The St. Louis Cardinals draft was benefited by draft-day slides. These slides were caused by higher pick teams picking players that they hadn't believed to be available or by a players' bonus demands. Most mock drafts had Zach Cox(Arkansas) going in the Top 10, so getting him at #25 was a steal for St. Louis. Arizona State's Seth Blair and Prepster Tyrell Jenkins also fell far enough to fall to the Cardinals in the Sandwich round. However, the biggest "wow" pick by the Cardinals was selecting HS "stud" Austin Wilson in the 12th round rather in the Top 15 picks that most believed that he'd be picked in. Many teams soured on Wilson as the draft neared when it was believed Wilson was asking for 2-3 MIL and was a hard sign away from his commitment to Stanford. However, after his pick, Wilson said that all the rumors regarding him were more fiction than fact.

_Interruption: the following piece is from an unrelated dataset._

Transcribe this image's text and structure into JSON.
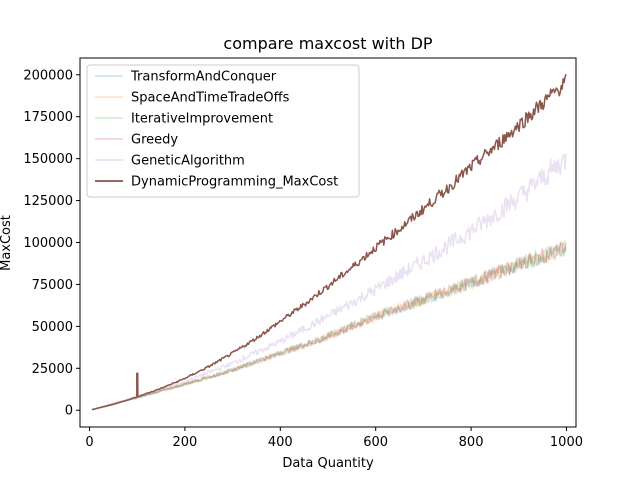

If one asked me who made most of their picks and picking seemingly-signable talent, that would go to the Tampa Bay Rays. In the Rays' history of drafting, this was the 1st year that they had multiple 1st round picks. Like the Cardinals, they benefited hugely to slides. Their 1st pick, Prepster Josh Sale, was perceived to be gone in the 1st 8 picks. Getting him with the 17th pick was a shocker to most, but the 1st of many "steals" for them. With the 31st pick, a compensatory unprotected pick for failing to sign last year's 1st round pick(LeVon Washington), many believed the Rays would've gone safe with a college player that would be more apt to agree to a draft-day deal. So when the Rays picked another prepster in Justin O'Connor, who many thought could've gone as early as 7th to the Mets or even 15th to the Cubs, it shocked some prognosticators. Even more shocking, to most, was that the Rays and O'Connor had an agreement in principle to a deal already in place. So, with the 1st picks being prepsters, it shocked many Rays fans when Rays decided to draft another prepster from Washington state in outfielder Drew Vettleson. While not as powerful as Sale projects to be, Vettleson has a strong arm and enough power and contact skills to project as a future major leaguer. The Rays went safer with their initial 2nd round pick, but returned to the Washington draft pool with picks of Ryan Brett(who was believed to be the 3rd best WA talent, behind the aforementioned Sale and Vettleson) and highly projectable Ian Kendall. Rays, later on, managed to benefit from another draft-day slide when they got Jesse Hahn(whose draft stock fell due to a draft-day forearm problem).

The Boston Red Sox can thank the draft day gods and great scouting for what I believe was the best draft overall. They selected the best players available, no matter what the believed price to sign them is. With their 1st 3 picks, Boston drafted 3 of the best college players in this year's draft in Ball State's Kolbrin Vitek, Middle Tennessee State's Bryce Brentz and LSU's "ace" Anthony Ranaudo. Vitek and Brentz are mashers that may be major league-ready in 1-2 yrs, however where they play and if their bats resemble what they looked like in college are the questions that surround them. In Ranaudo, Boston is gambling that his arm is back to where it was in the beginning of the season when most considered him one of the best pitchers in all of college baseball before it faded due to some ailments that caused astounding drops in velocity and control. Boston continued their great picks when selecting Brandon Workman(Texas' ace/co-ace), prepster w/ huge upside in Sean Coyle and Gerin Cecchini who fell pray to injury and an almost lock-tight commitment to LSU that caused a fall from the 1st round. The only problem with this draft, if there is even a "problem", is whether or not Boston will go vastly over-slot recommendations with all these top-end talents to sign them. Luckily for them, they drafted enough to make up for not signing others.